UPDATED 22:04 EDT / OCTOBER 16 2017

INFRA

Serious encryption flaw in Infineon chips exposes billions of devices to attack

A newly discovered vulnerability in the code used by chips made by Infineon Technologies AG, used by a wide range of devices, opens the door to hackers, according to newly published research.

Discovered by researchers at Masaryk University in the Czech Republic last week, the vulnerability, dubbed “ROCA,” involves the chips’ use of trusted platform modules, or TMPs, that generate RSA key pairs for securing various activities such as secure connections, disk encryption and access privileges. The problem lies in a flaw in the way the keys are generated that allows an attacker to take a public key and use it to calculate a private key via a method called “Fast Prime,” a mathematical crack that can be powered by online cloud services.

Infineon Technologies and their cryptography chips may not be a household name, but chances are that billions of people could be using the chips without even realizing it. The chips can be found in a huge range of products, including smartcards, security tokens, laptops and others from devices made by Fujitsu Ltd., Google LLC, HP Inc., Lenovo Group Ltd. and Microsoft Corp. to name but a few.

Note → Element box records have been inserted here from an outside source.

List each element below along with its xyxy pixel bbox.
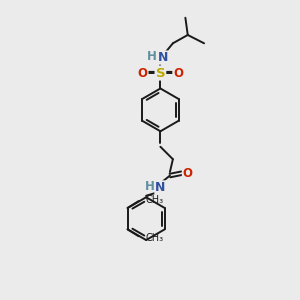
Text: S: S bbox=[156, 67, 165, 80]
Text: O: O bbox=[173, 67, 183, 80]
Text: O: O bbox=[138, 67, 148, 80]
Text: H: H bbox=[147, 50, 157, 64]
Text: N: N bbox=[155, 181, 165, 194]
Text: H: H bbox=[145, 180, 155, 194]
Text: CH₃: CH₃ bbox=[146, 195, 164, 205]
Text: O: O bbox=[183, 167, 193, 180]
Text: CH₃: CH₃ bbox=[146, 233, 164, 243]
Text: N: N bbox=[158, 51, 168, 64]
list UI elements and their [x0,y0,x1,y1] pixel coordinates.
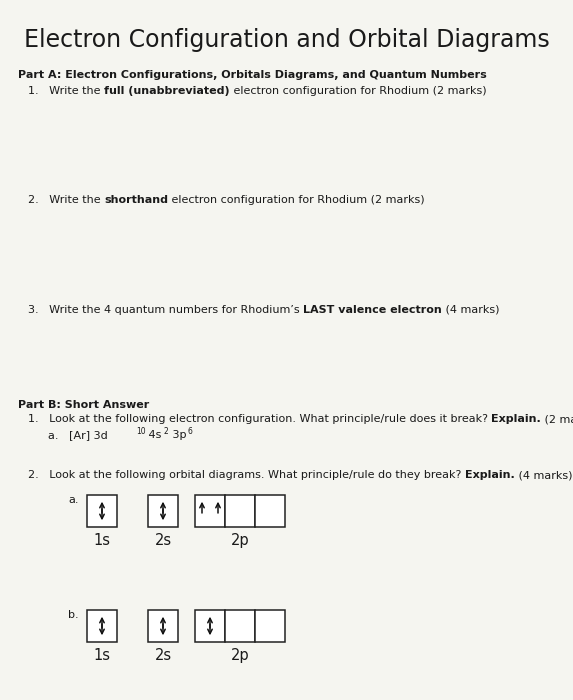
Text: Part A: Electron Configurations, Orbitals Diagrams, and Quantum Numbers: Part A: Electron Configurations, Orbital… [18,70,486,80]
Text: 2.   Write the: 2. Write the [28,195,104,205]
Text: (2 marks): (2 marks) [541,414,573,424]
Text: Electron Configuration and Orbital Diagrams: Electron Configuration and Orbital Diagr… [23,28,550,52]
Text: 3.   Write the 4 quantum numbers for Rhodium’s: 3. Write the 4 quantum numbers for Rhodi… [28,305,303,315]
Text: 2: 2 [163,427,168,436]
Text: 2p: 2p [231,533,249,548]
Text: b.: b. [68,610,79,620]
Text: 2p: 2p [231,648,249,663]
Bar [87,610,117,642]
Text: 2s: 2s [155,648,171,663]
Text: 4s: 4s [145,430,162,440]
Text: (4 marks): (4 marks) [515,470,572,480]
Text: shorthand: shorthand [104,195,168,205]
Text: a.: a. [68,495,79,505]
Text: electron configuration for Rhodium (2 marks): electron configuration for Rhodium (2 ma… [168,195,425,205]
Text: electron configuration for Rhodium (2 marks): electron configuration for Rhodium (2 ma… [230,86,486,96]
Text: (4 marks): (4 marks) [442,305,500,315]
Text: LAST valence electron: LAST valence electron [303,305,442,315]
Bar [195,495,225,527]
Text: Explain.: Explain. [492,414,541,424]
Text: 1s: 1s [93,533,111,548]
Bar [195,610,225,642]
Text: 1.   Write the: 1. Write the [28,86,104,96]
Bar [148,495,178,527]
Text: Explain.: Explain. [465,470,515,480]
Text: 1.   Look at the following electron configuration. What principle/rule does it b: 1. Look at the following electron config… [28,414,492,424]
Bar [255,610,285,642]
Bar [255,495,285,527]
Text: a.   [Ar] 3d: a. [Ar] 3d [48,430,108,440]
Text: full (unabbreviated): full (unabbreviated) [104,86,230,96]
Bar [225,495,255,527]
Bar [148,610,178,642]
Text: 2s: 2s [155,533,171,548]
Bar [225,610,255,642]
Text: 2.   Look at the following orbital diagrams. What principle/rule do they break?: 2. Look at the following orbital diagram… [28,470,465,480]
Text: 3p: 3p [169,430,186,440]
Bar [87,495,117,527]
Text: 10: 10 [136,427,146,436]
Text: 1s: 1s [93,648,111,663]
Text: Part B: Short Answer: Part B: Short Answer [18,400,149,410]
Text: 6: 6 [187,427,192,436]
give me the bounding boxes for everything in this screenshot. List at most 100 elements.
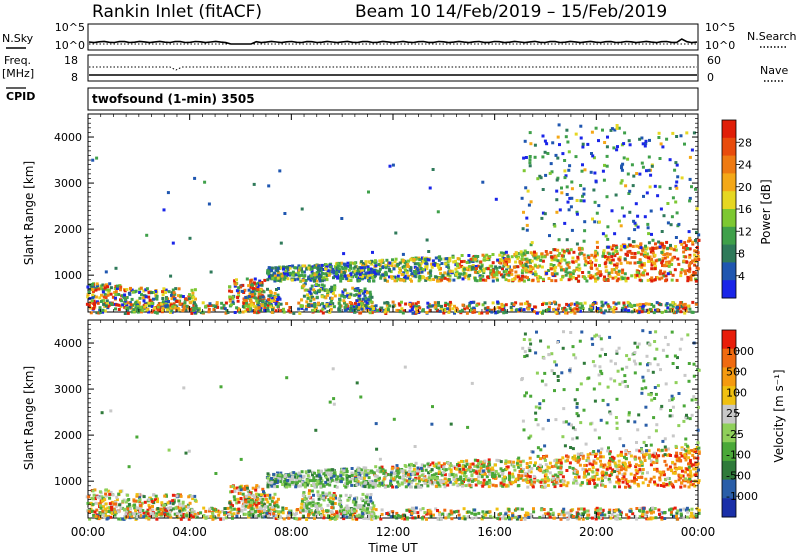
- nave-right-tick-bottom: 0: [707, 71, 714, 84]
- echo-cell: [587, 274, 591, 278]
- echo-cell: [630, 274, 634, 278]
- echo-cell: [351, 500, 355, 504]
- echo-cell: [638, 258, 642, 262]
- echo-cell: [297, 264, 301, 268]
- echo-cell: [329, 307, 333, 311]
- echo-cell: [338, 303, 342, 307]
- echo-cell: [621, 461, 625, 465]
- echo-cell: [447, 515, 451, 519]
- echo-cell: [87, 291, 91, 294]
- echo-cell: [661, 256, 665, 260]
- echo-cell: [297, 274, 301, 278]
- echo-cell: [312, 288, 316, 292]
- echo-cell: [589, 304, 593, 308]
- echo-cell: [119, 285, 123, 289]
- echo-cell: [504, 257, 508, 261]
- echo-cell: [244, 504, 248, 508]
- echo-cell: [610, 270, 614, 274]
- echo-cell: [372, 307, 376, 310]
- echo-cell: [316, 490, 320, 494]
- echo-cell: [139, 506, 143, 510]
- echo-cell: [244, 299, 248, 302]
- echo-cell: [260, 304, 264, 308]
- echo-cell: [550, 465, 554, 469]
- echo-cell: [326, 509, 330, 513]
- echo-cell: [343, 274, 347, 278]
- echo-cell: [441, 274, 445, 278]
- echo-cell: [570, 228, 574, 232]
- echo-cell: [660, 516, 664, 520]
- echo-cell: [317, 283, 321, 287]
- echo-cell: [395, 308, 399, 312]
- echo-cell: [580, 507, 584, 511]
- echo-cell: [333, 517, 337, 521]
- echo-cell: [581, 517, 585, 521]
- echo-cell: [522, 252, 526, 256]
- echo-cell: [130, 288, 134, 292]
- echo-cell: [413, 262, 417, 266]
- echo-cell: [533, 155, 537, 159]
- echo-cell: [341, 277, 345, 280]
- echo-cell: [452, 260, 456, 264]
- echo-cell: [103, 309, 107, 313]
- echo-cell: [520, 507, 524, 511]
- echo-cell: [121, 517, 125, 521]
- echo-cell: [124, 500, 128, 504]
- echo-cell: [123, 298, 127, 302]
- echo-cell: [591, 303, 595, 307]
- echo-cell: [525, 300, 529, 304]
- echo-cell: [364, 271, 368, 275]
- echo-cell: [298, 517, 302, 521]
- echo-cell: [315, 295, 319, 299]
- echo-cell: [449, 509, 453, 513]
- echo-cell: [617, 273, 621, 276]
- echo-cell: [338, 509, 342, 513]
- echo-cell: [679, 508, 683, 512]
- echo-cell: [608, 260, 612, 264]
- echo-cell: [505, 272, 509, 276]
- echo-cell: [301, 494, 305, 498]
- echo-cell: [605, 195, 609, 199]
- echo-cell: [688, 270, 692, 274]
- echo-cell: [448, 256, 452, 260]
- echo-cell: [458, 309, 462, 313]
- echo-cell: [392, 267, 396, 271]
- echo-cell: [333, 284, 337, 288]
- echo-cell: [583, 301, 587, 305]
- echo-cell: [643, 269, 647, 273]
- echo-cell: [514, 270, 518, 274]
- echo-cell: [245, 300, 249, 304]
- echo-cell: [355, 289, 359, 293]
- echo-cell: [693, 271, 697, 275]
- echo-cell: [103, 292, 107, 296]
- echo-cell: [568, 164, 572, 168]
- echo-cell: [658, 185, 662, 189]
- echo-cell: [132, 512, 136, 516]
- echo-cell: [507, 260, 511, 264]
- echo-cell: [544, 463, 548, 467]
- echo-cell: [128, 512, 132, 516]
- echo-cell: [630, 163, 634, 167]
- echo-cell: [514, 265, 518, 269]
- echo-cell: [541, 134, 545, 138]
- echo-cell: [418, 258, 422, 262]
- echo-cell: [118, 489, 122, 493]
- echo-cell: [498, 306, 502, 310]
- echo-cell: [510, 255, 514, 259]
- echo-cell: [284, 507, 288, 510]
- echo-cell: [361, 274, 364, 278]
- echo-cell: [230, 512, 234, 516]
- echo-cell: [596, 307, 600, 310]
- echo-cell: [94, 515, 98, 519]
- echo-cell: [153, 306, 156, 310]
- echo-cell: [646, 308, 650, 312]
- colorbar-tick-label: 24: [738, 159, 752, 172]
- echo-cell: [627, 139, 631, 143]
- echo-cell: [645, 169, 648, 173]
- echo-cell: [276, 305, 280, 308]
- echo-cell: [566, 271, 570, 275]
- echo-cell: [420, 270, 424, 274]
- echo-cell: [511, 512, 515, 516]
- echo-cell: [697, 508, 701, 512]
- echo-cell: [604, 234, 608, 238]
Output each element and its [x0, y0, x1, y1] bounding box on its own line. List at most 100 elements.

The good news is that the vulnerability can be fixed by software. Many companies already have issued patches for the problem, but given its use on smart cards as well, a 100 percent fix for every vulnerable use of Infineon’s chips may be a long time in coming.

Explaining the problem of patching all affected devices, Deral Heiland from Rapid7 Inc. told SiliconANGLE that the vulnerability within the RSA key generation process used within embedded technology is a critical issue that he fears will be haunting the tech sector for a number of years to come.

“With a vulnerability code library embedded within a number of products, how do we identify and how do we fix them all?” he said. “We currently do not have methods to effectively track such chip usage within the supply chain. Builders of embedded products often use a number of sub-components manufactured by other companies, which may use any number of various chips sets, including chip sets which may contain this vulnerable code library.”

Heiland added that even in cases where usage can be tracked, “how do we patch them, with patchability being one of the most critical issues facing us now within the IoT world? Also, whether hardware manufactures want to believe it or not, they are now also software companies and are responsible for all their firmware installed on their products. The software industry has done a good job at building patching solution around their products, but the embedded-product industry has not yet matured to that level.”

Anurag Kahol, chief technology officer at Bitglass Inc., said that organizations need to be aware of the risk encryption can present and to make sure they get their internal security procedures right. “Encryption, while a powerful tool for data protection, is only effective if implemented properly,” he said “In this case, where private keys can be derived from public keys, the implementation was flawed. For organizations and governments that choose to encrypt data, key management – storing keys securely, rotating master keys and aliases to that master key – can be invaluable in protecting data.”